Being honest about what has happened makes good practical sense. More than that, God agrees. When Nathan the prophet confronted David about Bathsheba, he was more than angry about how it all ended up (2 Sam 12). When Jesus spoke with the woman at the well (John 4), his probing question made her uncomfortable, for sure. But if he hadn’t gone there, she would not have known the reality of her need. And without that, she would not have been able to revive the healing and restoration Jesus gave to her.

Because forgiveness has its root in God’s giveness, it is about giving something. We give someone who has hurt us a new start, we give ourselves a break, and – if we can talk about it like that – we give God an opportunity for his better way to come to expression. But we need to be honest: honest with people, and honest about what has happened.

In the next few posts, I want to look at some of the things the New Testament says about forgiveness. We’ll be working towards what actually happens when we forgive, and some of the consequences when we don’t.
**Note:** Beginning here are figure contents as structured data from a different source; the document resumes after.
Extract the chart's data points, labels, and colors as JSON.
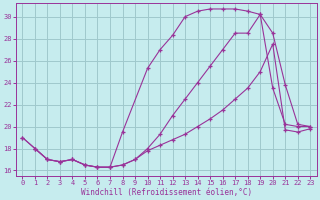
{
  "xlabel": "Windchill (Refroidissement éolien,°C)",
  "xlim": [
    -0.5,
    23.5
  ],
  "ylim": [
    15.5,
    31.2
  ],
  "yticks": [
    16,
    18,
    20,
    22,
    24,
    26,
    28,
    30
  ],
  "xticks": [
    0,
    1,
    2,
    3,
    4,
    5,
    6,
    7,
    8,
    9,
    10,
    11,
    12,
    13,
    14,
    15,
    16,
    17,
    18,
    19,
    20,
    21,
    22,
    23
  ],
  "bg_color": "#c6ecee",
  "grid_color": "#9fc8cc",
  "line_color": "#993399",
  "line1_x": [
    0,
    1,
    2,
    3,
    4,
    5,
    6,
    7,
    8,
    10,
    11,
    12,
    13,
    14,
    15,
    16,
    17,
    18,
    19,
    20,
    21,
    22,
    23
  ],
  "line1_y": [
    19,
    18,
    17,
    16.8,
    17,
    16.5,
    16.3,
    16.3,
    19.5,
    25.3,
    27.0,
    28.3,
    30.0,
    30.5,
    30.7,
    30.7,
    30.7,
    30.5,
    30.2,
    23.5,
    20.2,
    20.0,
    20.0
  ],
  "line2_x": [
    0,
    1,
    2,
    3,
    4,
    5,
    6,
    7,
    8,
    9,
    10,
    11,
    12,
    13,
    14,
    15,
    16,
    17,
    18,
    19,
    20,
    21,
    22,
    23
  ],
  "line2_y": [
    19,
    18,
    17,
    16.8,
    17,
    16.5,
    16.3,
    16.3,
    16.5,
    17.0,
    18.0,
    19.3,
    21.0,
    22.5,
    24.0,
    25.5,
    27.0,
    28.5,
    28.5,
    30.2,
    28.5,
    23.8,
    20.2,
    20.0
  ],
  "line3_x": [
    1,
    2,
    3,
    4,
    5,
    6,
    7,
    8,
    9,
    10,
    11,
    12,
    13,
    14,
    15,
    16,
    17,
    18,
    19,
    20,
    21,
    22,
    23
  ],
  "line3_y": [
    18,
    17,
    16.8,
    17,
    16.5,
    16.3,
    16.3,
    16.5,
    17.0,
    17.8,
    18.3,
    18.8,
    19.3,
    20.0,
    20.7,
    21.5,
    22.5,
    23.5,
    25.0,
    27.5,
    19.7,
    19.5,
    19.8
  ]
}
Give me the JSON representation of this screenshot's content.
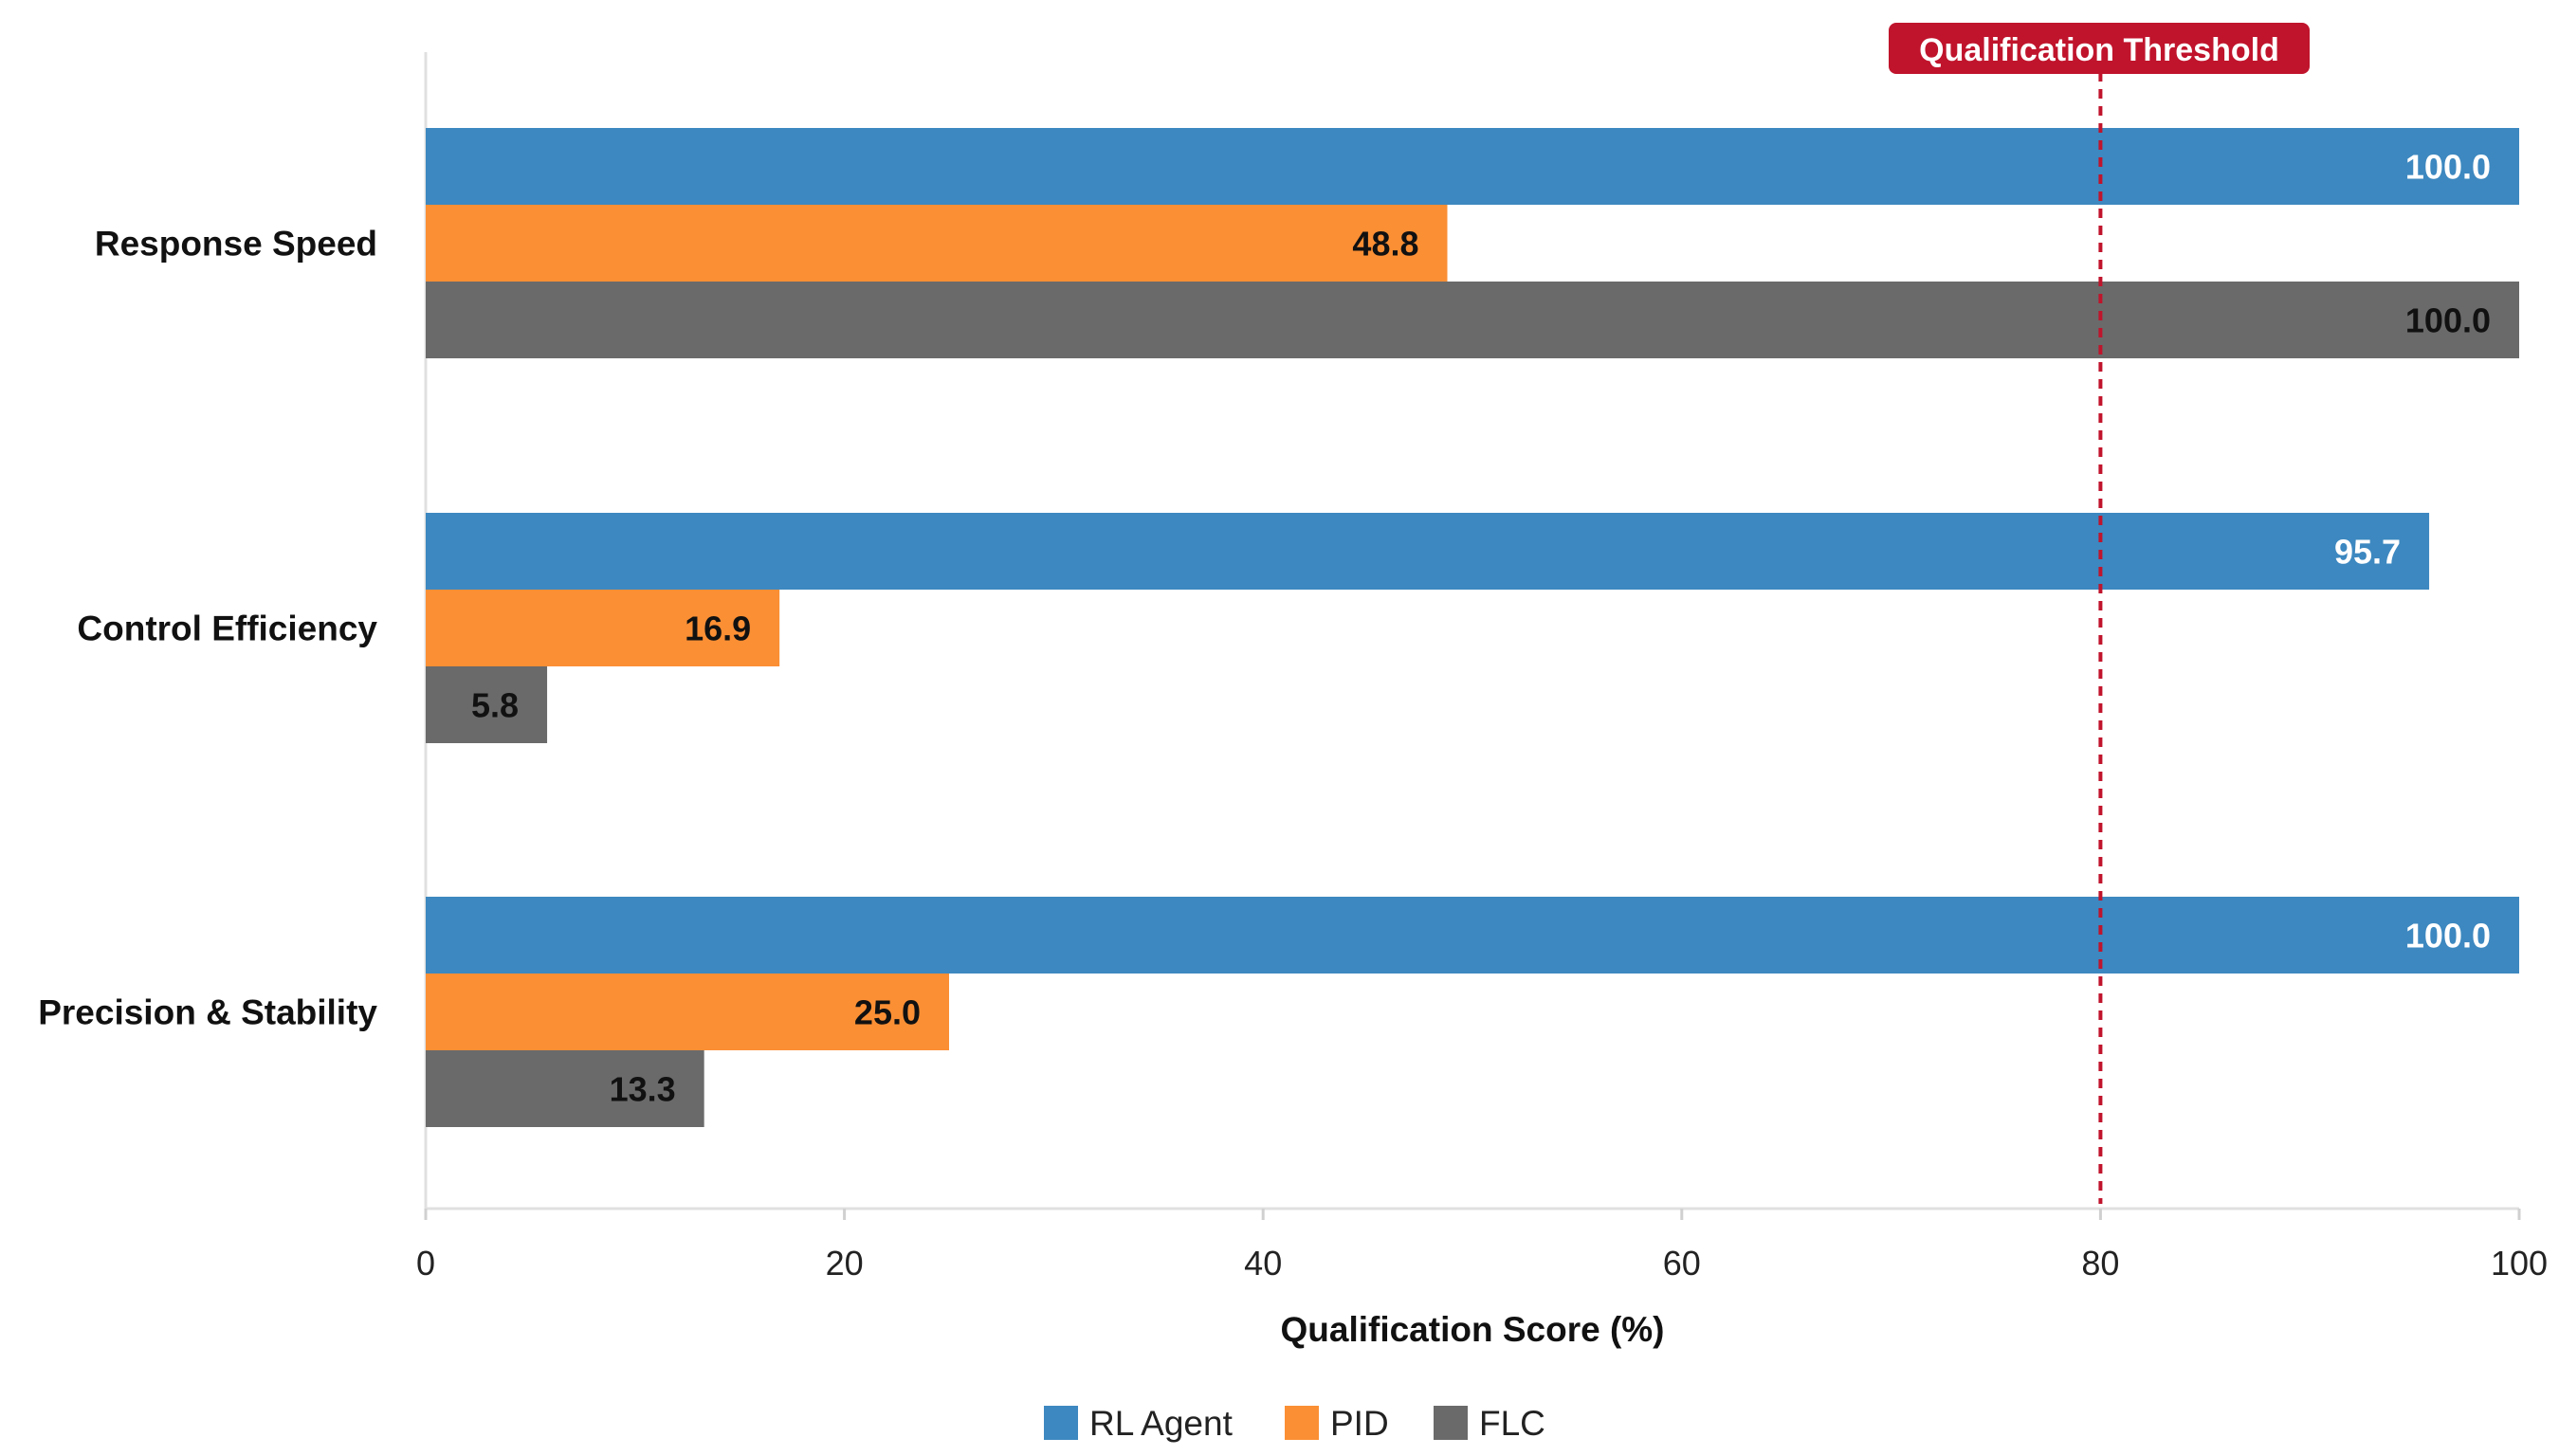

Have you ever found it hard to get specific about what has happened? Was that because of something you had done, or because of something someone else did to you? Is there someone you need to talk to about this?

PS. Thanks for sharing this journey with me. Your comments are encouraging, and your questions are challenging. Keep it up!

Forgiveness is being honest with people

Forgiveness, by its very nature, always involves people. It is people who get hurt. It is people who do the hurting. Forgiveness is always relational.

There are some terrible things that have happened to people, but they don’t need to be forgiven. In January 2011 an intense storm cell hovered over the Queensland city of Toowoomba. On any other day, Toowoomba hardly has a creek to its name, but that day it flooded so badly that cars were washed down the main street. The waters rushed down the range, and obliterated several small towns in the valley below. Lives were lost and livelihoods were dashed. Who was to blame? Who did this? No one did it. It was no one’s fault. No one was to blame. As Lewis Smedes reminds us, if there’s no one to blame, there’s nothing to forgive (The Art of Forgiving, p.77).

Forgiveness is only relevant when others are involved. In some ways this makes sense. It may be easy to remember hurts that others have done to us. At other times, who those ‘others’ are will sometimes catch us off guard. We’re not always ready to admit that sometimes the hurt has come from our own actions. So sometimes we have to forgive ourselves. On other occasions, hurt comes from a group of people. Truth is, forgiving is always messy. And you can be sure the more people are involved, the messier it gets.

people are always in the mix

So, when it comes to forgiveness, people are always in the mix. Real people. Real lives. Real pain and real grief. It’s easy to lose sight of this, and it’s often convenient to avoid it. It’s easier, if we have hurt someone, to just think about ‘issues’ and ‘events’ and ‘what went wrong’. When we avoid the people in the equation, though, we dehumanise the pain. This is sin on three counts:

We sin against them, because we are not willing to see their hurt, or recognise our part in it.

We sin against ourselves: when we refuse to see the pain we have brought to others we deny ourselves the grace of being forgiven.

And we sin against God. It’s not just that he wants us to forgive. It’s more that his plan in Jesus is to raise us to a new life and a better way. God wants our lives, through Jesus, to express his better grace. He deeply wants his ‘giveness‘ to come to expression in our lives. Paul says as much when he writes “Be kind and compassionate to one another, forgiving each other, just as in Christ God forgave you. Follow God’s example, therefore, as dearly loved children, and walk in the way of love, just as Christ loved us and gave himself up for us as a fragrant offering and sacrifice to God.” (Eph 4:32ff)

We have to be honest about the impact of our actions on people, and their impact on us. If we fail to see the people in the equation, sin, wrongdoing, and guilt will have its way with us. And guilt is such a tireless tormentor.

Which is easier, to just focus on the issues, or to recognise the people involved and the pain they are going through? Which is better?